Yesterday, I mentioned that Son was growing up, catch up here. That he was outgrowing his toddler bed, a.k.a. the crib with the mattress lowered and one of the rails removed. I had to come up with a new plan, and fast. Since Son’s room is only 10′ x 10′, I knew that a king-size bed was out of the question, not to mention that I don’t even have a bed that big. And while I knew that a twin size bed would be perfect, I wanted to keep my options open in case we ever decide to expand our brood. A 10′ x 10′ room isn’t big enough for two dressers, and two twin size beds, plus room to play. I was going to have to think outside of the box, and you know what I always say. If you don’t have the floor space, then use the walls. This worked great in my pantry, so why not in Son’s room, too? After an hour of measuring and designing, I came up with this…

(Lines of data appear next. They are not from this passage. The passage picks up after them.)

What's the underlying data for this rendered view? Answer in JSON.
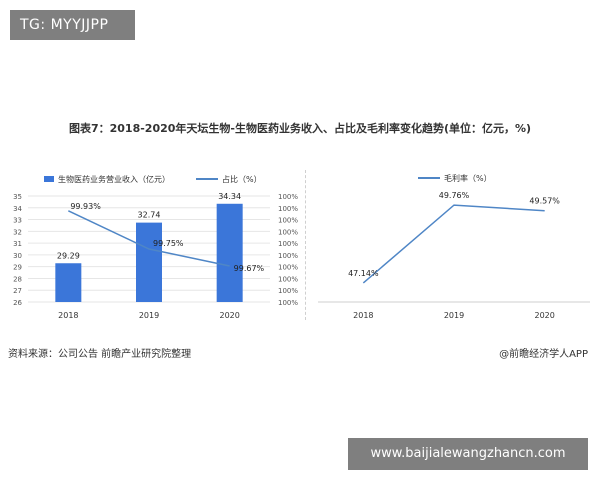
{
  "badge": "TG: MYYJJPP",
  "figure_title": "图表7：2018-2020年天坛生物-生物医药业务收入、占比及毛利率变化趋势(单位：亿元，%)",
  "source": "资料来源：公司公告 前瞻产业研究院整理",
  "brand": "@前瞻经济学人APP",
  "url_banner": "www.baijialewangzhancn.com",
  "colors": {
    "bar": "#3b76d9",
    "line": "#4f86c6",
    "grid": "#e6e6e6"
  },
  "chart_data": [
    {
      "type": "bar",
      "categories": [
        "2018",
        "2019",
        "2020"
      ],
      "series": [
        {
          "name": "生物医药业务营业收入（亿元）",
          "values": [
            29.29,
            32.74,
            34.34
          ],
          "labels": [
            "29.29",
            "32.74",
            "34.34"
          ],
          "axis": "left"
        },
        {
          "name": "占比（%）",
          "values": [
            99.93,
            99.75,
            99.67
          ],
          "labels": [
            "99.93%",
            "99.75%",
            "99.67%"
          ],
          "axis": "right",
          "render": "line"
        }
      ],
      "y_left_ticks": [
        "35",
        "34",
        "33",
        "32",
        "31",
        "30",
        "29",
        "28",
        "27",
        "26"
      ],
      "y_right_ticks": [
        "100%",
        "100%",
        "100%",
        "100%",
        "100%",
        "100%",
        "100%",
        "100%",
        "100%",
        "100%"
      ],
      "ylim_left": [
        26,
        35
      ],
      "ylim_right": [
        99.5,
        100.0
      ]
    },
    {
      "type": "line",
      "categories": [
        "2018",
        "2019",
        "2020"
      ],
      "series": [
        {
          "name": "毛利率（%）",
          "values": [
            47.14,
            49.76,
            49.57
          ],
          "labels": [
            "47.14%",
            "49.76%",
            "49.57%"
          ]
        }
      ],
      "ylim": [
        46.5,
        50.2
      ]
    }
  ]
}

My thought was, with the bed lofted, Son would have room to play below, and in the event that we have another child, I can place the crib, and eventually the bed, perpendicular, but still under the lofted platform. There will also be room for a desk, and whatever else Son my need. If we never have another child, I’m sure he could put a couch down there.
Now sure, we could do all those things with a store-bought loft bed, but you see that white box ontop of the platform? That’s what the twin-sized mattress sits in. A bought loft bed would leave a mere 4 feet or so between the end of the bed and the wall. That’s not much space for anything, and whatever you did put there would feel crowded. Plus, store-bought beds go much higher than our piddly 4′-6″. Sure, this leaves more room underneath, but allows only a foot or two between the mattress and ceiling. That’s never comfortable; not for sleeper, and not for the parents of the sleeper who have to rush in, half asleep when there’s a problem.

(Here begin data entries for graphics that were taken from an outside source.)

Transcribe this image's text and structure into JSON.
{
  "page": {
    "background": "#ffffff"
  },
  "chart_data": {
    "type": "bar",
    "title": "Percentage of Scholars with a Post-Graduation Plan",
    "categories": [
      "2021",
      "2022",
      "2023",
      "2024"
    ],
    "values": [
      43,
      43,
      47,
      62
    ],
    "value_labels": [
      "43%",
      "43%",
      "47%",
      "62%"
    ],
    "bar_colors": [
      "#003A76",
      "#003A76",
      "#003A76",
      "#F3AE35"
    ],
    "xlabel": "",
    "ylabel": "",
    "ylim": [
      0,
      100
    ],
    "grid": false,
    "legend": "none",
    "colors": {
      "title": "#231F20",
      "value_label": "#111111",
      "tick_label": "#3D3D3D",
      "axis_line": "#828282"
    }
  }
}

So by mounting the bed to the walls, we could choose our own height and make use of the left over 4 feet that a store-bought loft would’ve given us. My house is small, and so I have to be smart about how I use my space. I decided to place corner shelves at the top of the platform, just behind the ladder. While Son is young, these will be book shelves, and the landing can be his own little reading nook. To make this area comfortable for him, I chose to carpet it. Lofting his bed also allowed me to keep his toy box, and our reading chair relatively in place.
As great as all those bonuses sound, I’m sure you’re all wondering, “Well, yeah, but how much did it cost?” You won’t believe me, but I’ll tell you anyway.
We got the cheapest mattress that Ikea sells for $99.00. All the wood and supplies we bought at Home Depot, and paid a mere $178 for them all. I already had my chosen stain on hand, along with the white paint. Ikea, which arguably sells the least expensive, but still solid wood furniture has a loft bed listed for $299.00, and that doesn’t include the mattress. So there. My way was the winning way. Of course, you all should’ve known it would be.